While skylines around the world are getting taller and ever more crowded, the maintenance and repair of skyscrapers is becoming more difficult. In the absence of a friendly neighborhood Spider-Man, an aerial manipulator could help.
Traditionally, regular inspection of high-rise buildings with glass curtain walls has been conducted by humans with gondola systems, which can be very dangerous, costly and inefficient.
Chinese researchers at the Shenyang Institute of Automation (SIA) of the Chinese Academy of Sciences have designed a promising alternative. They have developed a contact aerial manipulator system that shows high flexibility and strong mission adaptability.
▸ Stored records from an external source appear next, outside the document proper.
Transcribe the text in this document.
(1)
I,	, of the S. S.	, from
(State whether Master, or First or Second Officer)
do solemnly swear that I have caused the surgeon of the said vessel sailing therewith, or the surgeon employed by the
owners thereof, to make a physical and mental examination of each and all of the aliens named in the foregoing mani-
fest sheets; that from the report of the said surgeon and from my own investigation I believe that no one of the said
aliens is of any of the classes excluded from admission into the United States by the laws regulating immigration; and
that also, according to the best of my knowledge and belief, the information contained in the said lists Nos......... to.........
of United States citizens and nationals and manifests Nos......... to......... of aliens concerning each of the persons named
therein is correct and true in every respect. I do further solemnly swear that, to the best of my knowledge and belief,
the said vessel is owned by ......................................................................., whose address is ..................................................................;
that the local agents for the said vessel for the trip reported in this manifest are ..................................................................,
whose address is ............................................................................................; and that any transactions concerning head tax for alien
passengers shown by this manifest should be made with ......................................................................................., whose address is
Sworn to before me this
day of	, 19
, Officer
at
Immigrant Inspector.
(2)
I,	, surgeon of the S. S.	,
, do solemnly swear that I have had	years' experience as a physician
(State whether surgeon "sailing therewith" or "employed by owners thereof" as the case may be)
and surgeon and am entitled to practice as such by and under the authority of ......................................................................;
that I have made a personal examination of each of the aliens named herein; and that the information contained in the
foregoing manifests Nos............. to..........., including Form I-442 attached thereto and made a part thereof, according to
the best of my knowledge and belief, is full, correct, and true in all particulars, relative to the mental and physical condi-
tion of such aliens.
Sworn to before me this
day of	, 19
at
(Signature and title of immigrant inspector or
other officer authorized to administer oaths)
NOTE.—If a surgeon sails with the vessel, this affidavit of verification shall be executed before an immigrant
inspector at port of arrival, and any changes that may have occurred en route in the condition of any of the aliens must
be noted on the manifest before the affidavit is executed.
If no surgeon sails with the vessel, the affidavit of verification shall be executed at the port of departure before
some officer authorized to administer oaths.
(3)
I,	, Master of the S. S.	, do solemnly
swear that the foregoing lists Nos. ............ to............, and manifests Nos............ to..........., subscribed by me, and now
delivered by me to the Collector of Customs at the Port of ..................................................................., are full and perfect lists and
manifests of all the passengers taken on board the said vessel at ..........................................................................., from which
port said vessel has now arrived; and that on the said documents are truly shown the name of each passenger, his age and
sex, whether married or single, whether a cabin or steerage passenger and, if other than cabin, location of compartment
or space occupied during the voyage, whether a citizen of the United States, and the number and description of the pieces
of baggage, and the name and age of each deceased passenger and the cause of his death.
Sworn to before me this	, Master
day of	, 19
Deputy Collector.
The researchers presented their findings at the 2019 IEEE/RSJ International Conference on Intelligent Robots and Systems (IROS 2019) last week in Macao.
Advancing aerial manipulation
The new robot represents a major advance in safety and efficiency, said the SIA team. It includes a single degree-of-freedom manipulator cube-frame end effector and a hex-rotor unmanned aerial vehicle (UAV).
Compared with general wall-climbing robots, the drone is capable of avoiding obstacles and even jumping over grooves on wall surfaces. The SIA team designed the aerial manipulation system so that its contact force can be controlled precisely without any force sensors.
“How to control the force is considered the most difficult problem, since flying robots usually are sensitive to external force,” said Meng Xiangdong, the robot’s designer.
Meng said realizing this objective required first making a flying robot with closed loop control behave like a regular spring system. He said that the elastic coefficient could then be easily changed by altering the control parameters.
“It means that we can take the robot as a spring system so that the contact process can be safe enough,” said Meng.
Aerial manipulator experiments and applications
The research team also conducted experiments to test the mobile manipulation system. For example, the researchers fixed a light switch to a wall, then had the robot press the switch to turn the light on and off. The robot was able to safely and smoothly operate the switch via precise force control.
In another experiment, the robot smoothly moved along a glass wall, exerting fixed pressure. The robot then used a pen attached to the end of the aerial manipulator to write “SIA” — for Shenyang Institute of Automation — on a glass wall.
“In the near future, we might see an extensive use of this new system in large infrastructure maintenance, and other special applications, such as scientific sampling.” said Meng.